CBDC Survey 2025 | Central Bank Digital Currencies Guide

Understanding Central Bank Digital Currencies in 2025

The global financial landscape is undergoing a fundamental transformation as central banks worldwide accelerate their exploration of Central Bank Digital Currencies (CBDCs). Born from the intersection of financial innovation and sovereign monetary policy, CBDCs represent a new paradigm in how nations conceptualize, issue, and manage their currencies in an increasingly digital world. This comprehensive survey, analyzing 135 research papers published between 2018 and 2025, provides the most thorough examination of CBDC design taxonomy and ecosystem frameworks available today.

The concept of CBDCs emerged against the backdrop of the 2008 financial crisis, which eroded public confidence in centralized financial institutions and gave rise to decentralized alternatives like Bitcoin. As private digital currencies gained traction, governments recognized the urgent need to safeguard public monetary sovereignty. The Bank for International Settlements (BIS) defines a CBDC as a new form of digital currency denominated in national currency units and directly issued by the central bank, fundamentally distinct from both commercial bank deposits and private cryptocurrencies.

Unlike cryptocurrencies, whose monetary policies are embedded in blockchain protocols and characterized by high price volatility, CBDCs are centrally regulated while potentially leveraging distributed technologies for enhanced efficiency. They can be stored in digital wallets without requiring traditional banking relationships, enabling financial inclusion for unbanked populations. According to the BIS 2023 survey, approximately 94% of responding central banks are actively engaged in CBDC research, with 81% developing proofs of concept and 33% having launched pilot projects.

CBDC Design Taxonomy and the Design Pyramid

The fundamental architecture of any CBDC system can be understood through what researchers call the CBDC Design Pyramid — a hierarchical framework organizing design decisions across four core dimensions. At the foundation lies the system architecture (direct, indirect, or hybrid), which cascades upward through ledger technology selection, access model determination, and finally the application domain specification. Each layer constrains and influences the choices available at subsequent levels.

The design pyramid, refined through analysis of dozens of implemented and proposed systems, reveals that CBDC architecture is far more nuanced than simple technology selection. It encompasses considerations ranging from the central bank’s operational involvement in transaction processing to the role of commercial intermediaries in user-facing services. The taxonomy extends beyond the four core dimensions to include consensus algorithms, programmability features, onboarding mechanisms, and spatial coverage requirements.

This structured approach to CBDC design is essential because no single configuration suits all jurisdictions. A developing nation prioritizing financial inclusion may opt for a direct architecture with offline payment capabilities, while an advanced economy focused on wholesale settlement efficiency might choose a hybrid model with sophisticated DLT infrastructure. The design pyramid provides a systematic framework for evaluating these trade-offs, ensuring that technical choices align with policy objectives. Researchers have particularly noted the growing importance of programmability — the ability to embed conditional logic into CBDC transactions — as a differentiating feature with significant implications for monetary policy implementation.

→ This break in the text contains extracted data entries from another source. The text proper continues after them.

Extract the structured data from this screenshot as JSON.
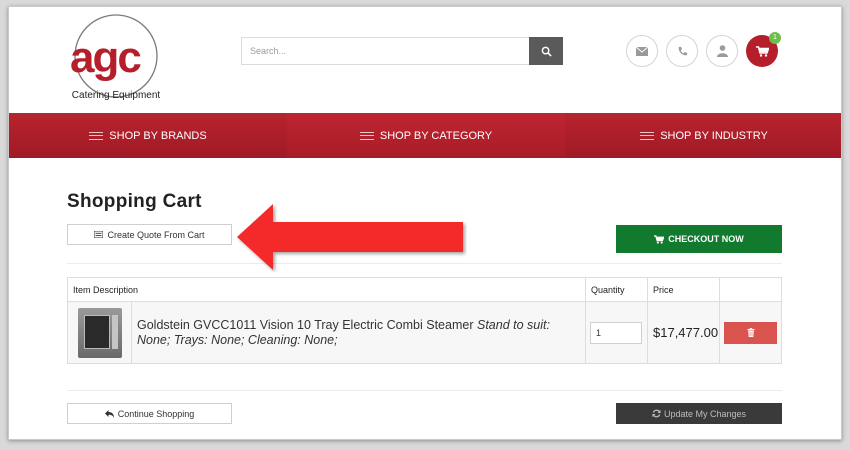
{
  "brand": {
    "logo_text": "agc",
    "logo_subtitle": "Catering Equipment",
    "accent_color": "#b41f2b"
  },
  "header": {
    "search_placeholder": "Search...",
    "search_icon": "search-icon",
    "icons": [
      "envelope-icon",
      "phone-icon",
      "user-icon",
      "cart-icon"
    ],
    "cart_count": "1"
  },
  "nav": {
    "items": [
      {
        "label": "SHOP BY BRANDS"
      },
      {
        "label": "SHOP BY CATEGORY"
      },
      {
        "label": "SHOP BY INDUSTRY"
      }
    ]
  },
  "page": {
    "title": "Shopping Cart",
    "quote_button": "Create Quote From Cart",
    "checkout_button": "CHECKOUT NOW",
    "continue_button": "Continue Shopping",
    "update_button": "Update My Changes",
    "checkout_color": "#127a2f",
    "delete_color": "#d9534f"
  },
  "cart": {
    "columns": [
      "Item Description",
      "Quantity",
      "Price",
      ""
    ],
    "items": [
      {
        "name": "Goldstein GVCC1011 Vision 10 Tray Electric Combi Steamer",
        "options": "Stand to suit: None; Trays: None; Cleaning: None;",
        "quantity": "1",
        "price": "$17,477.00"
      }
    ]
  }
}
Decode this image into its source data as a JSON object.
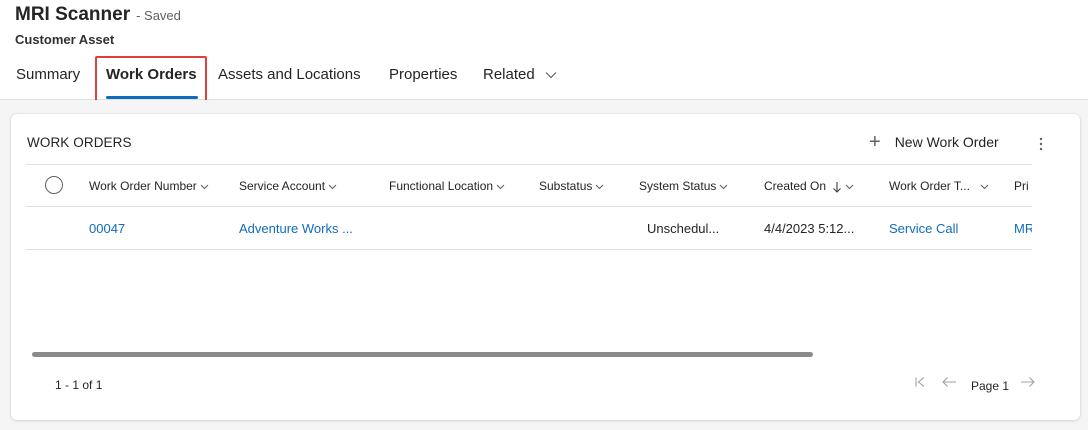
{
  "header": {
    "title": "MRI Scanner",
    "saved_status": "- Saved",
    "subtitle": "Customer Asset",
    "tabs": [
      {
        "label": "Summary"
      },
      {
        "label": "Work Orders"
      },
      {
        "label": "Assets and Locations"
      },
      {
        "label": "Properties"
      },
      {
        "label": "Related"
      }
    ],
    "active_tab": "Work Orders"
  },
  "work_orders": {
    "title": "WORK ORDERS",
    "new_button": "New Work Order",
    "columns": [
      "Work Order Number",
      "Service Account",
      "Functional Location",
      "Substatus",
      "System Status",
      "Created On",
      "Work Order T...",
      "Pri"
    ],
    "rows": [
      {
        "work_order_number": "00047",
        "service_account": "Adventure Works ...",
        "functional_location": "",
        "substatus": "",
        "system_status": "Unschedul...",
        "created_on": "4/4/2023 5:12...",
        "work_order_type": "Service Call",
        "primary": "MR"
      }
    ],
    "footer": {
      "count": "1 - 1 of 1",
      "page": "Page 1"
    }
  },
  "colors": {
    "accent": "#0f6cbd",
    "highlight": "#e0403d",
    "text": "#242424",
    "muted": "#616161",
    "background": "#f5f5f5"
  },
  "icons": [
    "chevron-down-icon",
    "plus-icon",
    "more-vertical-icon",
    "sort-descending-icon",
    "first-page-icon",
    "previous-page-icon",
    "next-page-icon"
  ]
}
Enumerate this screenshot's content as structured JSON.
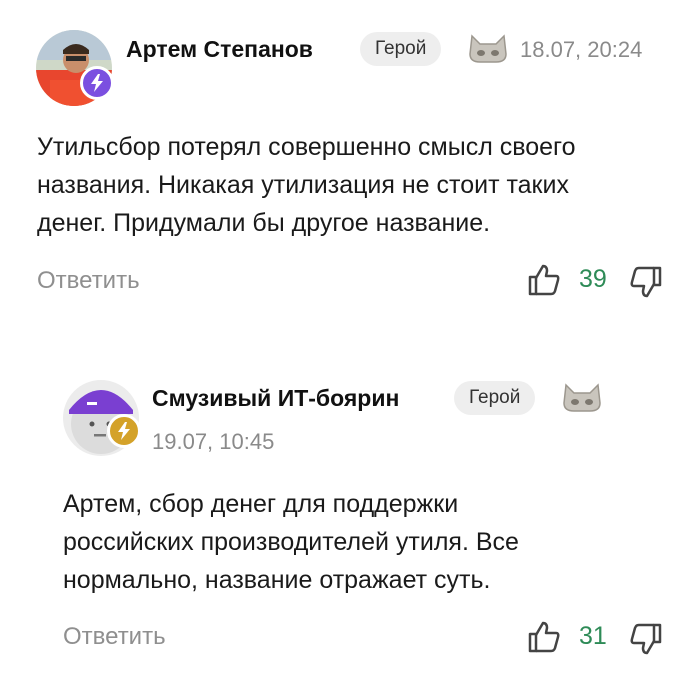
{
  "comments": [
    {
      "author": "Артем Степанов",
      "rank": "Герой",
      "timestamp": "18.07, 20:24",
      "text_lines": [
        "Утильсбор потерял совершенно смысл своего",
        "названия. Никакая утилизация не стоит таких",
        "денег. Придумали бы другое название."
      ],
      "reply_label": "Ответить",
      "likes": "39",
      "badge_color": "#7b4fe0"
    },
    {
      "author": "Смузивый ИТ-боярин",
      "rank": "Герой",
      "timestamp": "19.07, 10:45",
      "text_lines": [
        "Артем, сбор денег для поддержки",
        "российских производителей утиля. Все",
        "нормально, название отражает суть."
      ],
      "reply_label": "Ответить",
      "likes": "31",
      "badge_color": "#d4a229"
    }
  ],
  "colors": {
    "like_count": "#2e8b57",
    "muted": "#8a8a8a",
    "rank_bg": "#eeeeee"
  },
  "icons": {
    "rank_icon": "mask-icon",
    "like": "thumbs-up-icon",
    "dislike": "thumbs-down-icon",
    "badge": "lightning-icon"
  }
}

System Architecture Models for Digital Currency

The choice of system architecture fundamentally shapes how a CBDC operates, determining processing efficiency, security characteristics, and impact on existing financial systems. Three primary architectural models have emerged from global experimentation: the direct model, where the central bank manages all transactions and maintains user accounts; the indirect model, relying on commercial intermediaries to handle user-facing operations; and the hybrid model, which combines elements of both approaches to balance control with scalability.

In a direct CBDC architecture, the central bank assumes full responsibility for account management, transaction processing, and record-keeping. While this approach provides maximum control over monetary policy transmission and eliminates counterparty risk, it places enormous operational burden on the central bank and raises concerns about single points of failure. The Bahamas’ Sand Dollar initially explored this model, though practical experience has led many implementations toward hybrid alternatives.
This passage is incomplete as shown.